I would hope, that simply for the education of mankind, that most people have read at LEAST 6!

2 comments:

Anonymous said...

This must be a British list b/c it has Harry Potter... but even more telling... The Faraway Tree series (Enid Blyton was my FAVORITE children's author growing up. I simply adore her and can't wait 'til my kid(s) do too. Incidentally, I see that you have not read The Secret History... this may be my favorite book so you must remedy this immediately. It's a quick read and just fantastic! xo

Anonymous said...

Stephanie,

Got this list via Amy Clute.

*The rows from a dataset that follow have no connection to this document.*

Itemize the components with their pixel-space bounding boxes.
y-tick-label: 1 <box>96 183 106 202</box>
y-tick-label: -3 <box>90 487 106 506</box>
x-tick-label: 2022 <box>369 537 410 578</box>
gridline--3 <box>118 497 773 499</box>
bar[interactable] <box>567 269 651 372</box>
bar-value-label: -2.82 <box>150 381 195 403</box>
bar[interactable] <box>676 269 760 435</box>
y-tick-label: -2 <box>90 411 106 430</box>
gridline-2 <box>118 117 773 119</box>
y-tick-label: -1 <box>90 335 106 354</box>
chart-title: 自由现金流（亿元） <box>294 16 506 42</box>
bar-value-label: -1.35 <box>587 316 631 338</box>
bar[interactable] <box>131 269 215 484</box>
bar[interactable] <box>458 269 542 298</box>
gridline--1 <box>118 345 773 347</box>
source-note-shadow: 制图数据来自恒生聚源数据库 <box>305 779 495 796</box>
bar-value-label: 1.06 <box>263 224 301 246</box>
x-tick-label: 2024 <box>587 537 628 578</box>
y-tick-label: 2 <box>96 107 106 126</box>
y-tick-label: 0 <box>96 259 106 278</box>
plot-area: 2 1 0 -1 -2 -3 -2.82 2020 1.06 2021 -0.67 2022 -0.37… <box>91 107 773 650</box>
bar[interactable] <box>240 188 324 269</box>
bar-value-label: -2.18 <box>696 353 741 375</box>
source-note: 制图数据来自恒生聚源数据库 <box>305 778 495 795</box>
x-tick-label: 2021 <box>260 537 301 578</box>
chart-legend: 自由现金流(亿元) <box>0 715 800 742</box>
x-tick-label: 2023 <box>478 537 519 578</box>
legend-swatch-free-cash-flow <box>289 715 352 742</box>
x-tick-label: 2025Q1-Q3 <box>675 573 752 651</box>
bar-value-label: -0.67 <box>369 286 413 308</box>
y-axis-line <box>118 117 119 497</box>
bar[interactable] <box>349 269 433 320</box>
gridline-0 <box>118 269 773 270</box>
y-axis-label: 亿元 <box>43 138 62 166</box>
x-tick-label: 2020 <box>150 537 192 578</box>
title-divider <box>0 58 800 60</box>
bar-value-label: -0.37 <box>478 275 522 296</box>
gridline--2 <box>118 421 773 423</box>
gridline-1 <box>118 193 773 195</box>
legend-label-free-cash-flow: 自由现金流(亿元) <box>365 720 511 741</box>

Have to say that I've read 17 (which is deceptive b/c the Chronicles of Narnia count as one but The Lion, the Witch, and the Wardrobe also counts as one. And it's too bad Harry Potter only counts as one. But, I was quite happy to see The Shadow of the Wind (#56) on the list. This is one of my all-time favorite books. Fantastic.